Only if Nextag could show that Google is an essential facility could an antitrust case move forward. Such an argument is seemingly foreclosed by the fact that Google faces real competition in all search markets, but most especially in the product and service markets which provide most of the advertising income. There Google competes not only with other general search providers like Yahoo! and Bing, but also specialty search sites such as eBay, Amazon, Craigslist, Yelp, Priceline, and Expedia. Facebook and other social networking sites are also threatening to become search competitors who could substantially cut into Google’s share of the market. At the very least, it cannot be said that one cannot find things on the Internet without the use of Google.
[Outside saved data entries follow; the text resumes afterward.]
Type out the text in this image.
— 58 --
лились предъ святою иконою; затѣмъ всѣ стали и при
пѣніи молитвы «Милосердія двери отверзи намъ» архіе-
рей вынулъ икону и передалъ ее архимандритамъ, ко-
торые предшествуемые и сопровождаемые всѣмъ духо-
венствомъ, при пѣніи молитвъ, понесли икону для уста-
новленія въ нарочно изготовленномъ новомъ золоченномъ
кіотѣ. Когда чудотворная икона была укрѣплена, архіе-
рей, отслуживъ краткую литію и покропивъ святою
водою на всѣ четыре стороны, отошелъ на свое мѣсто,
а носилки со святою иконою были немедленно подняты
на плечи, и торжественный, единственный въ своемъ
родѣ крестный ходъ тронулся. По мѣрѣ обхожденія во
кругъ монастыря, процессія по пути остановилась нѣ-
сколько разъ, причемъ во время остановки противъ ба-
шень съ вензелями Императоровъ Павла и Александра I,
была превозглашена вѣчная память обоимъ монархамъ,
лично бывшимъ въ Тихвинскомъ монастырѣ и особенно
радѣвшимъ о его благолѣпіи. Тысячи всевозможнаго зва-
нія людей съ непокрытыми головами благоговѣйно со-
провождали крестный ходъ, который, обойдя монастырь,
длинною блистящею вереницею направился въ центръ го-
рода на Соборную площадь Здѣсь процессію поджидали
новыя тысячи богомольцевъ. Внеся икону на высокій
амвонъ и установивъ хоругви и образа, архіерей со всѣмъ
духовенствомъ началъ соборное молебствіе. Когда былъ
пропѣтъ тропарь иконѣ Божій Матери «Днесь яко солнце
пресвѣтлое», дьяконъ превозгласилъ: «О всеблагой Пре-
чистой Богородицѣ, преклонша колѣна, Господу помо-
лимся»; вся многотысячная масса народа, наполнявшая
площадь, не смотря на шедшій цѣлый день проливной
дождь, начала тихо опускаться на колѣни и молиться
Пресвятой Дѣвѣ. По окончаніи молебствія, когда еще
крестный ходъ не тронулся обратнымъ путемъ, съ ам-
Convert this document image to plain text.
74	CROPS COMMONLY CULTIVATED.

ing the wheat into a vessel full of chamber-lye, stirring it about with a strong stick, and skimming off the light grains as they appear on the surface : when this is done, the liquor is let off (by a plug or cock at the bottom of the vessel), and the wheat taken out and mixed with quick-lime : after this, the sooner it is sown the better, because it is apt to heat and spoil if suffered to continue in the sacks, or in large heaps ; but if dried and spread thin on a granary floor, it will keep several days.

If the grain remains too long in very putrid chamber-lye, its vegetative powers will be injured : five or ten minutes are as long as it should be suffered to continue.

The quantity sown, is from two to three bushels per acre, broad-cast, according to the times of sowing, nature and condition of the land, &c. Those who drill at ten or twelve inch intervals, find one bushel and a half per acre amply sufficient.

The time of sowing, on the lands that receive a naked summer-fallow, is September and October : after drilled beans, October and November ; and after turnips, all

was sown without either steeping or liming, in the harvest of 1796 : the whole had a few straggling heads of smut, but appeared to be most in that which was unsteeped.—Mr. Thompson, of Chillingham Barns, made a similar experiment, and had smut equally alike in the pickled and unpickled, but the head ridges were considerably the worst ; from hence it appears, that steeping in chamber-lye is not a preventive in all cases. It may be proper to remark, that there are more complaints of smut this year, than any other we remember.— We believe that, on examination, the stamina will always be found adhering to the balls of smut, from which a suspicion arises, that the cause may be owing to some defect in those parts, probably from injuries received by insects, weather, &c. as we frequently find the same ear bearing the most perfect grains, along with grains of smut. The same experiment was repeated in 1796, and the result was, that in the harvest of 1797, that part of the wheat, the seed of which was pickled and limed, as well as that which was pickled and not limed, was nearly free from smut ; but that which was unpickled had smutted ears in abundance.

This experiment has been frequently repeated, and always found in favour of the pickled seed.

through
Further, Supreme Court caselaw has limited the ability of competitors to bring unilateral refusal to deal cases.  In Verizon Comm’ns, Inc. v. Law Offices of Curtis P. Trinko, LLP, 540 U.S. 398, 409 (2004), the Supreme Court noted that the limited exception from the general right to refuse to deal with competitors only applies when there is a “unilateral termination of a voluntary (and thus presumably profitable) course of dealing suggest[ing] a willingness to forsake short-term profits to achieve an anticompetitive end.” This is likely not present here, as Nextag and Google still have a course of dealing and Nextag has not shown Google has forsaken any short-term profits.

Scholars have argued that antitrust administrators should be cognizant of false positives in which pro-competitive business practices are struck down. Any potential case against Google should keep this in mind. Unless harm to consumer welfare can be shown, complaints by competitors should not encourage enforcers of antitrust to bring down the hammer of antitrust law. Economic liberty hangs in the balance.